Peter Handke avait seulement 24 ans quand il écrit «Outrage au public». Cette pièce, créée en 1966, fit scandale lors de la première dufait de sa critique acerbe du théâtre prétendument intellectuel. Les spectateurs, outrés par les attaques verbales des comédiens, réagirent mal, très mal même, et finirent par monter sur le plateau pour alpaguer les acteurs.

Dans cette pièce, il n’y a ni trame, ni représentation, ni rôles, ni intrigue, seulement une pièce de théâtre qui raconte ce qu’est une pièce de théâtre. Malgré l’énergie de la mise en scène, il est clair que ce manifeste de la pensée méta-théâtrale, composé de contradictions et paradoxes, n’a plus aujourd’hui la même charge subversive.
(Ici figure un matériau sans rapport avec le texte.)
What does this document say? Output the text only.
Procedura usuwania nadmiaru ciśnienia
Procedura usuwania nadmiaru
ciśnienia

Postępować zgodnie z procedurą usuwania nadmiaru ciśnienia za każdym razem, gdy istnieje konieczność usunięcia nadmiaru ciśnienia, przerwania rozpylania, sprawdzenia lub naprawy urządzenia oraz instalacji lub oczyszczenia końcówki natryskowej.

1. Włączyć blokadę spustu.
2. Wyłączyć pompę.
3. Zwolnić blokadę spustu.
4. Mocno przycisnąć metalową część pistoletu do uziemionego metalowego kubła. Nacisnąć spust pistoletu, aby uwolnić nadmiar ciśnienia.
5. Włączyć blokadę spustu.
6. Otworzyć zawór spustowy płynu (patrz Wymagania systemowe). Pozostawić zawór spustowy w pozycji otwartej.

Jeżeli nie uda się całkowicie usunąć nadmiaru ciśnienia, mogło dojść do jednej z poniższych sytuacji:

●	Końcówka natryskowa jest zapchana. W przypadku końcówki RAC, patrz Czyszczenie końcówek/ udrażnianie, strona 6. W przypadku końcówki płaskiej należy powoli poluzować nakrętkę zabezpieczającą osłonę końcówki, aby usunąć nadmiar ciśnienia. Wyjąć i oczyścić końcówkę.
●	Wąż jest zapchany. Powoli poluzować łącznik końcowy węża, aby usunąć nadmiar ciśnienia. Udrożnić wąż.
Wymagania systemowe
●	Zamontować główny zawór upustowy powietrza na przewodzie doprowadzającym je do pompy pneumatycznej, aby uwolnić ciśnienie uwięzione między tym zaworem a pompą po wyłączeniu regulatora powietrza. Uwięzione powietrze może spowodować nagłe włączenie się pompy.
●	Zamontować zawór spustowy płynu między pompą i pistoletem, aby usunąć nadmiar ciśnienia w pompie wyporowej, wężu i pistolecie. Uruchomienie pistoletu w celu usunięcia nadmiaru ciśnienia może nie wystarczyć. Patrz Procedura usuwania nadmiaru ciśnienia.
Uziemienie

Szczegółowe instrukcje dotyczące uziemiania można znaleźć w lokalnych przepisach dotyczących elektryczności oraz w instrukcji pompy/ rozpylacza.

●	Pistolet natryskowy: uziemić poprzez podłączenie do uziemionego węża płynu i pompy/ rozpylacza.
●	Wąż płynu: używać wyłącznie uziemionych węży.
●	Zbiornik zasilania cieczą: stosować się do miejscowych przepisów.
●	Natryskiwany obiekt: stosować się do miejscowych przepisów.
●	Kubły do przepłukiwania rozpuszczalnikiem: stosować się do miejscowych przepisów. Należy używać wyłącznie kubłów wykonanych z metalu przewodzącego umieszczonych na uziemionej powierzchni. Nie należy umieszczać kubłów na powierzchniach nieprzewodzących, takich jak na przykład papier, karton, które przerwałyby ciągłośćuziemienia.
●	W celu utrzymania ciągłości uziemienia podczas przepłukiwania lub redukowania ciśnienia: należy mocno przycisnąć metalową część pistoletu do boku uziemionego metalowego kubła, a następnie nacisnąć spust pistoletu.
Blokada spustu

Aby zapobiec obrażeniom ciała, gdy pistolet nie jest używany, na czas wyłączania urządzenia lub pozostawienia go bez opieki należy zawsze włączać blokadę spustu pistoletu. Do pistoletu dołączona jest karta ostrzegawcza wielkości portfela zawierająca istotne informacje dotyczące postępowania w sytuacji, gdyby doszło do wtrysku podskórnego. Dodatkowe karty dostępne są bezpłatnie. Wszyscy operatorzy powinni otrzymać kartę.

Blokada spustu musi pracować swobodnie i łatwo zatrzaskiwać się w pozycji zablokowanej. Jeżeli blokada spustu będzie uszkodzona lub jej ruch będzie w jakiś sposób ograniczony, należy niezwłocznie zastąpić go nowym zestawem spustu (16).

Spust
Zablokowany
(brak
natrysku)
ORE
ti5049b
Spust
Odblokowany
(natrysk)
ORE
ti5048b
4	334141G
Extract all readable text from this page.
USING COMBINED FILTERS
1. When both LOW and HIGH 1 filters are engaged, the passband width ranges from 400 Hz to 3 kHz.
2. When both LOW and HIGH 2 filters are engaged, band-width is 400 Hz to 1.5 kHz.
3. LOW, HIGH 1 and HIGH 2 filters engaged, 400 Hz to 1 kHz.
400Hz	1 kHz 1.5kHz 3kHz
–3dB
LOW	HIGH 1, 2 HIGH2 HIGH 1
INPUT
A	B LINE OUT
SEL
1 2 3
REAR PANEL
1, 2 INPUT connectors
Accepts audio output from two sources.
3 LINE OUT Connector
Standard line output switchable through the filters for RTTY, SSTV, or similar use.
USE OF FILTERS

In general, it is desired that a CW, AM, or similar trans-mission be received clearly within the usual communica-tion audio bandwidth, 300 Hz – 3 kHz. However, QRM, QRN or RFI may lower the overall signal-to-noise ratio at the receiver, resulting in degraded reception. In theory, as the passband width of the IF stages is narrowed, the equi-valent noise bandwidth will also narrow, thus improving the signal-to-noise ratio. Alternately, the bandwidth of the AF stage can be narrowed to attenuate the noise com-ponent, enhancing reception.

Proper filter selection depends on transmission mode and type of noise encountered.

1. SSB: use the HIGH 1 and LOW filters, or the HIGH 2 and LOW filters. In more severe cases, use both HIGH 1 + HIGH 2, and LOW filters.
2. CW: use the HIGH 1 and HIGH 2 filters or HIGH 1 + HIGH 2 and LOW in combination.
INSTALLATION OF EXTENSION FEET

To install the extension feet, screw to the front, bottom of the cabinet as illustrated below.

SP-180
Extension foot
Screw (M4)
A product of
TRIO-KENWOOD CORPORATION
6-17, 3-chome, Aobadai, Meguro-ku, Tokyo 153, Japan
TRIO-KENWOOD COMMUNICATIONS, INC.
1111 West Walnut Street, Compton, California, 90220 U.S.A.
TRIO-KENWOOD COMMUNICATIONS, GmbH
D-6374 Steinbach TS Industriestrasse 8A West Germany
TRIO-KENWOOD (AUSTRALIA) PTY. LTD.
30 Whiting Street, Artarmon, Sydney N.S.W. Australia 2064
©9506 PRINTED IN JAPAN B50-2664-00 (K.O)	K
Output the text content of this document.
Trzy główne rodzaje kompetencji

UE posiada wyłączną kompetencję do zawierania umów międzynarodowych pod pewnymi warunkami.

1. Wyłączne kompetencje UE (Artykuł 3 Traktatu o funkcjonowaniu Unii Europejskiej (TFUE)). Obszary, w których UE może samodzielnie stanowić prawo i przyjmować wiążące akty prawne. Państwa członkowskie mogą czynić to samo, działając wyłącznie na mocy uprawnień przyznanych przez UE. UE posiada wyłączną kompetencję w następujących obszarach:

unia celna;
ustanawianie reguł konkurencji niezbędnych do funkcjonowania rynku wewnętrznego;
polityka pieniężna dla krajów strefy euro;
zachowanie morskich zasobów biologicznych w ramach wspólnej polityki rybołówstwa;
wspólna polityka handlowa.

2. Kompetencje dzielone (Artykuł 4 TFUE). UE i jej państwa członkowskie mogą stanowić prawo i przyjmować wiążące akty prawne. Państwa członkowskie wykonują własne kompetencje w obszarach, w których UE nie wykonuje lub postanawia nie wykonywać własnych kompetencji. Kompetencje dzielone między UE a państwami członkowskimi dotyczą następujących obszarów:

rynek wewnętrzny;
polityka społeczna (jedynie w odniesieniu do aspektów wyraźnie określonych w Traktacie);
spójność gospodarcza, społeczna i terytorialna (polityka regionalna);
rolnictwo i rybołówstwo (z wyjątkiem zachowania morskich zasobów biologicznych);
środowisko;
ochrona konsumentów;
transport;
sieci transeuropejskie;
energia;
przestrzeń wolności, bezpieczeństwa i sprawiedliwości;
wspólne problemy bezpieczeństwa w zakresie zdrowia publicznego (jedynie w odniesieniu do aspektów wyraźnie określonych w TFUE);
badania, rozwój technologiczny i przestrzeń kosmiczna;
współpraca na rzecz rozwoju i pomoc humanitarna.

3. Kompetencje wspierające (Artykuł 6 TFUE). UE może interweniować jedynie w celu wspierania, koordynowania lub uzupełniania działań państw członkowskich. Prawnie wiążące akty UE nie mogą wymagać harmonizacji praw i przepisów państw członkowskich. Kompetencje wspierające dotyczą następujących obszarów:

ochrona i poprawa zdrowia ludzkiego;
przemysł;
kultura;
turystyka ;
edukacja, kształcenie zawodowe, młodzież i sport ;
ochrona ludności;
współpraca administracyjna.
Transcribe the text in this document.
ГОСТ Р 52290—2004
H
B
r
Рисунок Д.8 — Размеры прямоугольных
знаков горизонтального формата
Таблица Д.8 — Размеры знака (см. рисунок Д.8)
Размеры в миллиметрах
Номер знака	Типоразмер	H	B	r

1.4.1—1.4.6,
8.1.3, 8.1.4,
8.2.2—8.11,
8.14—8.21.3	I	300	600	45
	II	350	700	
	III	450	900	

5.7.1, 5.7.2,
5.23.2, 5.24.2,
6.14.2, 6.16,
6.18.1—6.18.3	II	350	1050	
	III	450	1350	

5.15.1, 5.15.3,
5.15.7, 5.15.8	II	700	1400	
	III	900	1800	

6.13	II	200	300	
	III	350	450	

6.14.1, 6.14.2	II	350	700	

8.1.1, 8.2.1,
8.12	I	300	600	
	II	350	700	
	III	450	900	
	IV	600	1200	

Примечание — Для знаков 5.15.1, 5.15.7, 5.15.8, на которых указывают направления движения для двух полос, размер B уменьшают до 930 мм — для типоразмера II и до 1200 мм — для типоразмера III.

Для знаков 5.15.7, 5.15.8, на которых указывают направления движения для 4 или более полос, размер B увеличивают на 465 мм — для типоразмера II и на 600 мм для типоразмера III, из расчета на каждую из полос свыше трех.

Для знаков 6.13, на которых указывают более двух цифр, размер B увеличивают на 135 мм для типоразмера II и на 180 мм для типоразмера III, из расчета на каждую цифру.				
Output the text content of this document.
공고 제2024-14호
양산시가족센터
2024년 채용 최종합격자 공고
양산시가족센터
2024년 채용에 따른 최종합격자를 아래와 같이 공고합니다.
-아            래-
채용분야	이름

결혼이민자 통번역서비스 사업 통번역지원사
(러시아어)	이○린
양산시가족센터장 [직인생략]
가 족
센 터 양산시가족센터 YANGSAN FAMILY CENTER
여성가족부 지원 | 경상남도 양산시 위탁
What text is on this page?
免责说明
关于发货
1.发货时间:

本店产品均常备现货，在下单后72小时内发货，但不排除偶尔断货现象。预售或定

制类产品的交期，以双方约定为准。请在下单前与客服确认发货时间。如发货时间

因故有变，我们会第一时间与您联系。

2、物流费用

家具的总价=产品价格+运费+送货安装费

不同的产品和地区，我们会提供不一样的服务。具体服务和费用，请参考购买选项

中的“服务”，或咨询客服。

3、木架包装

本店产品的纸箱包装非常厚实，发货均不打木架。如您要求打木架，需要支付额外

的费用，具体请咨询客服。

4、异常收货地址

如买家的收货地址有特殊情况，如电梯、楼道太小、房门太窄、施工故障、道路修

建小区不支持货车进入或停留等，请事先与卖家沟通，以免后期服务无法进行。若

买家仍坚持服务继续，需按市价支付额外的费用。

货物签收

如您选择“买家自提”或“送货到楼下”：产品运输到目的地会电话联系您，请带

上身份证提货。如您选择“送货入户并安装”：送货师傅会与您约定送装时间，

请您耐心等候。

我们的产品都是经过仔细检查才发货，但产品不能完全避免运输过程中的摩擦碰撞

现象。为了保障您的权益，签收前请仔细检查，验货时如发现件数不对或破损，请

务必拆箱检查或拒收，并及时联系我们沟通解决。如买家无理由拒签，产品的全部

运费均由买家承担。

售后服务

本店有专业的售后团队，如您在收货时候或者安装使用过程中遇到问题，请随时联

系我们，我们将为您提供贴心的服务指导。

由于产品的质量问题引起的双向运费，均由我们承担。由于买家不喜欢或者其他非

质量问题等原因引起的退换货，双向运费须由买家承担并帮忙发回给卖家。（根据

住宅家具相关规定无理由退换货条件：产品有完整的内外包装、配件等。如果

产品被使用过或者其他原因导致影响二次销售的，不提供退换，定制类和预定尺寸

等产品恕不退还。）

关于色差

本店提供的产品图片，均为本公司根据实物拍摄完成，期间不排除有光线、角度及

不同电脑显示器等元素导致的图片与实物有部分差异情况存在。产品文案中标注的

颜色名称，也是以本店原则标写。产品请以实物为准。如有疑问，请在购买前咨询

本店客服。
Pour une heure, les comédiens coupent des ananas, épluchent des artichauts, des tomates, préparent en direct un banquet, et ne cessent de répéter, telle une prière :

« Nous ne jouons pas nous-mêmes
dans d’autres circonstances
nous ne jouons pas d’autre époque
nous ne jouons pas la réalité
nous jouons pendant que le temps passe
nous en parlons
du temps qui passe
nous parlons du passage du temps
nous ne faisons pas semblant
et pourtant nous faisons semblant ».

La mise en scène de Peter Van den Eede et les comédiens de Koe ne manquent pas de rendre la pièce intéressante et vivante. Cette compagnie flamande a la particularité de voir dans le théâtre un moyen privilégié pour unir les hommes dans une sorte d’expérience communautaire. « Outrage au public » sert efficacement cet objectif, et la communion qui naît de cette rencontre parvient à rendre chaque représentation unique et imprévisible.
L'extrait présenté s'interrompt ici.